Drug Doping and Mathematics
The use of mind enhancing drugs in mathematics
Alberto Contador is the winner of the 2010 Tour de France road bicycle race. Or is he? He currently stands accused of cheating and could have his victory taken away.
Today I have a short question about doping and doing mathematics.
Contador is accused of two types of doping. One involves the drug clenbuterol, and the other involves infusing his own blood. The latter increases the athlete’s own red blood cells, allowing more oxygen to be carried, and thus yields better performance and endurance. It is interesting that the test that detected this looked not at blood cells, but at the presence of certain molecules that come from plastic IV bags used to store blood.
The battle between athletes who want to perform well and the drug testers seems to be never ending. The detection method of looking for the plastic molecules seems very clever, but perhaps next year the blood will be stored in glass containers. Who knows. It reminds me of the battle we have in cyber-crime. For every attack, there is eventually a defense, but then a better attack, and on and on.
I have often wondered as a sports fan whether the banning of drugs in the various sports makes any sense. The Tour de France has been called the “dirtiest event in all sports” by some sport writers. I have often wondered what they should do in that sport—but let’s leave that for the experts.
The Doping Question
Suppose there was a new wonder drug, let’s call it , that for a short time tremendously increases your ability to concentrate and therefore to solve mathematical problems. Of course nothing is free; the drug would have bad side effects and health risks. The question is: Would you take the drug?
Would you take the drug and use it to solve P=NP? Or to solve other problems? What if the health risks were high? Would that change your mind? What if you needed to be on the drug for months while you were working on the proof, would that change your answer?
Drugs have and continue to play a role in doing mathematics. The following quote is well known:
A mathematician is a machine for turning coffee into theorems.
Some attribute this to Paul Erdős, but apparently it was first stated by Alfréd Rényi. In any case, Erdős did believe that he needed drugs, amphetamines in particular, to enhance his abilities. I have already discussed this here.

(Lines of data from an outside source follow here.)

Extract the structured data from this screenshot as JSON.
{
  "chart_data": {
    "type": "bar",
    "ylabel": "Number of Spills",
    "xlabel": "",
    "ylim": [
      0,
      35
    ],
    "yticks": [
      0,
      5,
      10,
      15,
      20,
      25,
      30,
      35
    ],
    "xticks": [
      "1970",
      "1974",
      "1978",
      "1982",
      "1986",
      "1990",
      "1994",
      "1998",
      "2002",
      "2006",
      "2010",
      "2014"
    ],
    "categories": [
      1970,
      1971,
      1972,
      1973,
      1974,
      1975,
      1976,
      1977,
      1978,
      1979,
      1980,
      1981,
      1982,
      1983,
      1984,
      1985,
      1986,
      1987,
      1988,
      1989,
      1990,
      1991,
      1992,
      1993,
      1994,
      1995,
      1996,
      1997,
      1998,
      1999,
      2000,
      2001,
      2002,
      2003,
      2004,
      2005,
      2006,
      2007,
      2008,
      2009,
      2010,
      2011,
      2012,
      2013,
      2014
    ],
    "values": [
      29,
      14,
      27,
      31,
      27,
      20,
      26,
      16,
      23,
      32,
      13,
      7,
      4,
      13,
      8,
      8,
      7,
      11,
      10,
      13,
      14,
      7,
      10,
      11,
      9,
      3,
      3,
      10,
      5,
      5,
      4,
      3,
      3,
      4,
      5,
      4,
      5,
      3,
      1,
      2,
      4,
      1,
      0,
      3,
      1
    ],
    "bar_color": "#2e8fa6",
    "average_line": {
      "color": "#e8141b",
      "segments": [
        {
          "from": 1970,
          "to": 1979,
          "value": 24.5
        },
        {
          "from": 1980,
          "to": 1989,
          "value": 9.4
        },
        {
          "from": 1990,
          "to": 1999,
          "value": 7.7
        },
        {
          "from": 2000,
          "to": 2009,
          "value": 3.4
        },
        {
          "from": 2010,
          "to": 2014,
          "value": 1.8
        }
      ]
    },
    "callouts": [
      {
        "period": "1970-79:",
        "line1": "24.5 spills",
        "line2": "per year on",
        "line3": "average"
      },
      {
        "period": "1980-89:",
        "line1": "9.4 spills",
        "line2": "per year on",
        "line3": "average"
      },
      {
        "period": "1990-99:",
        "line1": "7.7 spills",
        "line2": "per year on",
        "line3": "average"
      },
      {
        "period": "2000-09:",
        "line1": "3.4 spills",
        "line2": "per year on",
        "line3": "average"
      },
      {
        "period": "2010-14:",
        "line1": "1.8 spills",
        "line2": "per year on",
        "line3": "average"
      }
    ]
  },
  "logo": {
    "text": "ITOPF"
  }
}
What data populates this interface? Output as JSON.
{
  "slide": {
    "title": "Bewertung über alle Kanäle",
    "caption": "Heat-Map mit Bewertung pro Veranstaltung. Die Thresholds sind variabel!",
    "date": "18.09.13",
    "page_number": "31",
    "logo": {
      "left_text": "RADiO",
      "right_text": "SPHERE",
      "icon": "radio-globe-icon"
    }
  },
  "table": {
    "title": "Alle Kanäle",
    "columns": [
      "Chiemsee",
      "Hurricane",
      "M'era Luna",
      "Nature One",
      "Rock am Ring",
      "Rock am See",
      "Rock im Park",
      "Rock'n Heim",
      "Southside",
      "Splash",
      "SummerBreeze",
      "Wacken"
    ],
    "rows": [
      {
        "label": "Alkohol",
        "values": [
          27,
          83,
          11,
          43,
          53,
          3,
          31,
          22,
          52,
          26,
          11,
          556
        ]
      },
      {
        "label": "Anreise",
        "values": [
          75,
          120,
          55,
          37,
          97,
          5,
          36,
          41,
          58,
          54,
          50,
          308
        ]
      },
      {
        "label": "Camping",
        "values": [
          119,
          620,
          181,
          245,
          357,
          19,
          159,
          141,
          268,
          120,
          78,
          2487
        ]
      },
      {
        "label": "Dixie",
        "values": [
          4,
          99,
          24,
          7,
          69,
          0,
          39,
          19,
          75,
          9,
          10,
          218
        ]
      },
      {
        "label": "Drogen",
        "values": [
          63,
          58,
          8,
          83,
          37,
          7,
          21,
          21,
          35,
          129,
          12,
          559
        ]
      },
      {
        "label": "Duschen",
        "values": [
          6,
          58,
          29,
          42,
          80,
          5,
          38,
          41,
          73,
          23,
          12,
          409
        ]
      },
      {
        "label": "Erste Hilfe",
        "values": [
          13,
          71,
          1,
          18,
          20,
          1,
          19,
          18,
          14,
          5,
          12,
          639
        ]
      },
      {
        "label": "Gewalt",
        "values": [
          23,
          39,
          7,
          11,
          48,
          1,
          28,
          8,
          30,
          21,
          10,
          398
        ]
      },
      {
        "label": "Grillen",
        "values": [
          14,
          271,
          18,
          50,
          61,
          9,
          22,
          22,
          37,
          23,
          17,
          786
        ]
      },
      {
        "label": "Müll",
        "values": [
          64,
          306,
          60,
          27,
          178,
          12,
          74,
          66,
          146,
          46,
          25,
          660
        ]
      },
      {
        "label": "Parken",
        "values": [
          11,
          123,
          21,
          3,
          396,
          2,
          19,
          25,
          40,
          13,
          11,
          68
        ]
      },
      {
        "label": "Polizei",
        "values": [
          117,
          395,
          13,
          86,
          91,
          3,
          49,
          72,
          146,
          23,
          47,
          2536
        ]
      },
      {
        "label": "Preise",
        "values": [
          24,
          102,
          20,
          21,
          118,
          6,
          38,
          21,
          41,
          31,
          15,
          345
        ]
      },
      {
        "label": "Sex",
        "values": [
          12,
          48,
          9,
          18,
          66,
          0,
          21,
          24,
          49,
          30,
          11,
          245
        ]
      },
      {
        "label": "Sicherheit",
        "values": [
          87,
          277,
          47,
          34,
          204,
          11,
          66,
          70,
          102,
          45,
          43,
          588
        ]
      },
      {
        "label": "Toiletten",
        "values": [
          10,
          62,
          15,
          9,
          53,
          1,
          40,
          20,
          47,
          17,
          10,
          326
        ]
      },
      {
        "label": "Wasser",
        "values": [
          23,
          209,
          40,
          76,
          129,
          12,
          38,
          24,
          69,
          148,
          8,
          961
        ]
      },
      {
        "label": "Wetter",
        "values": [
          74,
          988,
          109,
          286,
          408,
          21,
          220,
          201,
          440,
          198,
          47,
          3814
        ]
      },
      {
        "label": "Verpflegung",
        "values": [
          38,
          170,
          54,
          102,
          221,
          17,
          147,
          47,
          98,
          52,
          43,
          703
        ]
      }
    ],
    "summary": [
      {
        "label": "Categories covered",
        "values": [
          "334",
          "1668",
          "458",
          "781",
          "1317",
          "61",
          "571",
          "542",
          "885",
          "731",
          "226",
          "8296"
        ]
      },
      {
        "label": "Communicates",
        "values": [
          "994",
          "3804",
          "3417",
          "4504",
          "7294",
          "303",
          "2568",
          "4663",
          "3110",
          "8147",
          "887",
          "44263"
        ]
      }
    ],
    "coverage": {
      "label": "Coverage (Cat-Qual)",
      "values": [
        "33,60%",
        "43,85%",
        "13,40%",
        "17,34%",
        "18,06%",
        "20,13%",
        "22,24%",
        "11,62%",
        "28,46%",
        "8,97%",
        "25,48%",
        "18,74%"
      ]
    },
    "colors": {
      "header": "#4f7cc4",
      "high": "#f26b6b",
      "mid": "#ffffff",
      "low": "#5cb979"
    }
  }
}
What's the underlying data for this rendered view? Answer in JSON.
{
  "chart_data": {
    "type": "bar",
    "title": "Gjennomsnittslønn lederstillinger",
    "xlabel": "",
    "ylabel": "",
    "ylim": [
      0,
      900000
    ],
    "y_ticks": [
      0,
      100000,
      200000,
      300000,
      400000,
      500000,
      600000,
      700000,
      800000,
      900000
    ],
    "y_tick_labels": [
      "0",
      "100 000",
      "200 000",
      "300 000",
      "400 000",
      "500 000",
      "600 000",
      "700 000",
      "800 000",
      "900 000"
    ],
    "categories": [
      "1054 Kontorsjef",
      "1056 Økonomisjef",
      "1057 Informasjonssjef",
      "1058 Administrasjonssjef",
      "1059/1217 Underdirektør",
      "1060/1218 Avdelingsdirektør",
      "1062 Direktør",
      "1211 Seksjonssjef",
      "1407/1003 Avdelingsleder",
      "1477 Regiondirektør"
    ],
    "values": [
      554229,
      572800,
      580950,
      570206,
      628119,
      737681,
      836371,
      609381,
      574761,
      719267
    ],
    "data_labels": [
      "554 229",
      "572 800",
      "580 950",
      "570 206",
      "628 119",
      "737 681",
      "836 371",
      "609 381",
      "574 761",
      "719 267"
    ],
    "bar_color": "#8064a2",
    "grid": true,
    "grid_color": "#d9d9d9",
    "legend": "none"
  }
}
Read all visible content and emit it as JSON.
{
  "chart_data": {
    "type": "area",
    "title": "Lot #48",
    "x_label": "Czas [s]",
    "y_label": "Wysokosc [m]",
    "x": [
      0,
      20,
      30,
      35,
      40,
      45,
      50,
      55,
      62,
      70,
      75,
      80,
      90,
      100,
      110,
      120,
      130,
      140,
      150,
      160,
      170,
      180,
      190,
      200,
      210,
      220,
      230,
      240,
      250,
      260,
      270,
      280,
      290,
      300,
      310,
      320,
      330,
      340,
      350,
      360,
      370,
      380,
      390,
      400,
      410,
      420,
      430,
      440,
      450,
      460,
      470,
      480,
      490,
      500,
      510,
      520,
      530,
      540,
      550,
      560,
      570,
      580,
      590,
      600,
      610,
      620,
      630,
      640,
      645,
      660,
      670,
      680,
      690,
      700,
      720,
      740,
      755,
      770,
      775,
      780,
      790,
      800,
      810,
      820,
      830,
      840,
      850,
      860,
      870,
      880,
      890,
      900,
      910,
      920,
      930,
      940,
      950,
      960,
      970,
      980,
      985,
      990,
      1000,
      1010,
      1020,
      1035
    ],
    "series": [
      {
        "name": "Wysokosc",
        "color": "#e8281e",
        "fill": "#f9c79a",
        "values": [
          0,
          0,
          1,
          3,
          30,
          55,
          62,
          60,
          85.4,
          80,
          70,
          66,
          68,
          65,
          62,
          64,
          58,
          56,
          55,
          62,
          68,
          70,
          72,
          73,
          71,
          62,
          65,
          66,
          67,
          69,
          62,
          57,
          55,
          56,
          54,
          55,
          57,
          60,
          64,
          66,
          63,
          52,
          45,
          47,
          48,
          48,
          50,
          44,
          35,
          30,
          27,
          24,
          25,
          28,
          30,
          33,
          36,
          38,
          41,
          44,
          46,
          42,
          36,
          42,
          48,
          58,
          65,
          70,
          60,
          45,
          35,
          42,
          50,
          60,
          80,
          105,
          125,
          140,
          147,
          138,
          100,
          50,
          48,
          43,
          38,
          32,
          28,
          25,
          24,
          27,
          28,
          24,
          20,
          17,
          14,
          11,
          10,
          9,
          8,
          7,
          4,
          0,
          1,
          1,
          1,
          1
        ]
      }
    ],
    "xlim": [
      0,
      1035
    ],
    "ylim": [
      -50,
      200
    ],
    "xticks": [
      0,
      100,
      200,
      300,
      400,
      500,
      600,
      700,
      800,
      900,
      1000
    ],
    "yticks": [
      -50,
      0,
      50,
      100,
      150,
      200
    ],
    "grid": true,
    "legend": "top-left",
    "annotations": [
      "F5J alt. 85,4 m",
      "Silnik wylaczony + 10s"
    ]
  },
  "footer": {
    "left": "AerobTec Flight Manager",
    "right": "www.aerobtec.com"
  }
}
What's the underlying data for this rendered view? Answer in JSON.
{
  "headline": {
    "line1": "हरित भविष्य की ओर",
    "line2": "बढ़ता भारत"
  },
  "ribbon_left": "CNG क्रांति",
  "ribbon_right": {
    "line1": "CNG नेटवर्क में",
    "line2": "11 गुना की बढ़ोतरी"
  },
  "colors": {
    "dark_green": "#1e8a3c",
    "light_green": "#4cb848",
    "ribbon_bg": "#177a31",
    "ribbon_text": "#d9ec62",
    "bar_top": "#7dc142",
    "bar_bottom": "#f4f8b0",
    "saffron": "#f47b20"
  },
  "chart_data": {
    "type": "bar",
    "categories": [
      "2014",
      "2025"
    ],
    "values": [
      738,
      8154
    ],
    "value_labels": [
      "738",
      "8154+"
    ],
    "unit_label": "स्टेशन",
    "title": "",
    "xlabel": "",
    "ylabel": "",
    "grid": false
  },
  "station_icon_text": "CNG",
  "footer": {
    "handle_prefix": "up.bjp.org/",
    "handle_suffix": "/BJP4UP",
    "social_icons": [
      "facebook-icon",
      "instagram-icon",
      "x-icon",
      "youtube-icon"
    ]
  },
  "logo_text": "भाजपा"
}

Ken Regan adds that we can ask how organizations for “mind sports” have recently approached the doping question. Since there is no anti-doping organization, yet, for mathematics, we will examine what the World Chess Federation (FIDE) does—the “we” means Ken. Note, FIDE has been affiliated with the International Olympic Committee since 1999, and thus adheres to the IOC’s framework for doping rules and tests.
There has been controversy over the requirement to adhere to the single list of banned substances published by the World Anti-Doping Agency (WADA), which was initially funded by the IOC. FIDE also belongs to the International Mind Sports Association (ISMA), which held its first ever World Mind Sports Games in Beijing right after the 2008 Olympic Games, and hopes to hold their second games in Britain sometime after the 2012 Olympics. Players of these games are torn between feelings like those expressed here and their desire to be associated with the Olympics.
FIDE’s own Chess Olympiad is held every two years, and the 2010 edition just finished this past weekend in Khanty-Mansiysk, Russia. Ukraine took gold over Russia and Israel in the open/men’s event, while Russia won the women’s event. The Ukrainian team thus atoned for their ignominious last-round collapse against the USA in the 2008 Olympiad in Dresden.
After that collapse, their distraught top player Vassily Ivanchuk skipped a drug test he had been randomly selected for. The prospect of a two-year ban for Ivanchuk brought howls of protest from chess-players. This was mollified only by the official decision to accept Ivanchuk’s explanation that he did not know of his selection for testing, since the manner of its communication was improper. That was good for the Ukraine because the mercurial Ivanchuk was the top performer at Khanty-Mansiysk, winning the individual gold medal for all Board 1 players.
Alfred and Paul’s cup of coffee has been at the center of a controversy in chess. Having stimulating beverages during games is completely cultural in the chess world. Indeed the rules of the 2010 European Individual Chess Championships required the organizers to provide “coffee or tea or water” during the matches. The question is, how does one distinguish a “cuppa” from strong doses of caffeine in tablet form or injected before an event? WADA took caffeine off its banned list in 2004, to the relief of chess players. However, WADA is considering re-banning it, following an incident in August where an Australian-rules football player was hospitalized after caffeine tablet use. Caffeine is a drug, after all.
Thus the issue of whether to take drugs is really “where to draw the line.” But it is hard because not only may it depend on the sport, it may depend on the local human culture. Then again, if the rationale is not to allow substances that carry high health risks, why should that depend on culture or sport?
Would you take the drug if it helped you solve hard problems? What professional regulations ought to be relevant?